Guru yang Terus Dikorbankan: Ketika Masa Depan Bangsa Diletakkan di Atas Pundak yang Tidak Pernah Diperhatikan


Setiap tahun, setiap 25 November, bangsa ini merayakan Hari Guru Nasional. Pidato dibuat, baliho dipasang, karangan bunga dikirimkan, dan postingan media sosial tiba-tiba berubah menjadi penuh kata-kata manis tentang jasa guru. Namun setelah itu? Semuanya kembali seperti semula: guru tetap menjadi profesi yang paling sering dipuji, tetapi paling jarang diperjuangkan.

Tidak ada profesi di negeri ini yang dipaksa menanggung begitu banyak beban moral, sosial, dan politik seperti guru—sementara penghargaan nyata terhadap mereka sangat minim. Kita ingin guru menjadi pahlawan integritas, tapi kita tidak memberi mereka ruang untuk hidup dengan martabat. Kita ingin guru mencetak generasi unggul, tapi kita tidak menyediakan fondasi yang layak untuk melakukan itu.

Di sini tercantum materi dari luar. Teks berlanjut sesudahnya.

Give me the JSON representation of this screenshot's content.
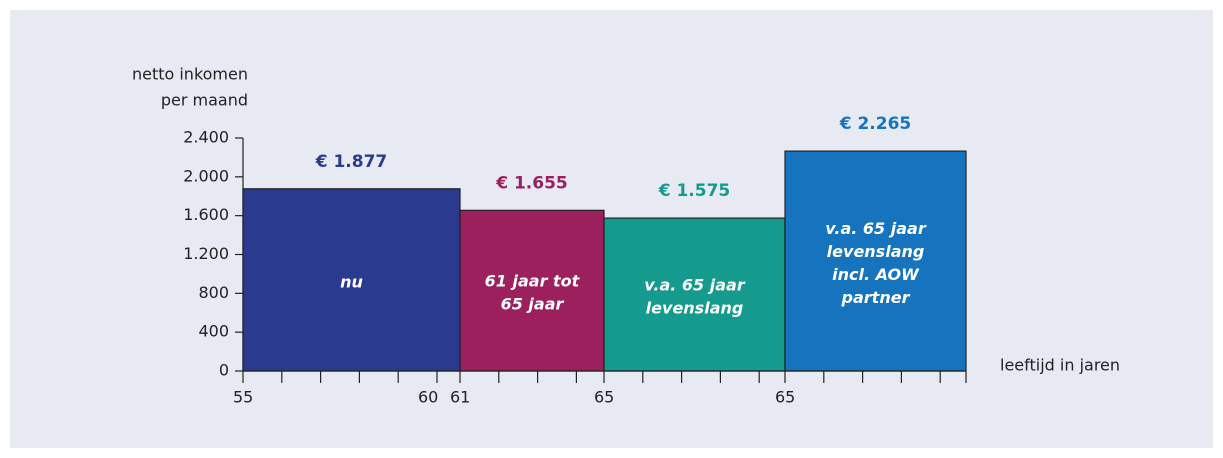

Guru di negeri ini diharapkan menyelesaikan masalah yang tidak mampu diselesaikan oleh pemerintah: kemiskinan, rendahnya moral, korupsi, ketidakadilan, dan kualitas manusia yang tertinggal. Negara gagal di banyak sektor, lalu guru diminta menjadi solusi.

Inilah ironi terbesar dalam sejarah pendidikan Indonesia.

Guru sebagai Harapan yang Diperas Tanpa Henti

Di tengah kondisi bangsa yang semakin terpuruk secara moral, banyak pemerhati pendidikan khawatir bahwa masa depan Indonesia semakin kabur. Krisis integritas menjadi hal yang normal, penyalahgunaan jabatan menjadi tontonan harian, korupsi sudah seperti kebiasaan turun-temurun, dan ketidakpedulian pejabat terhadap rakyat semakin nyata.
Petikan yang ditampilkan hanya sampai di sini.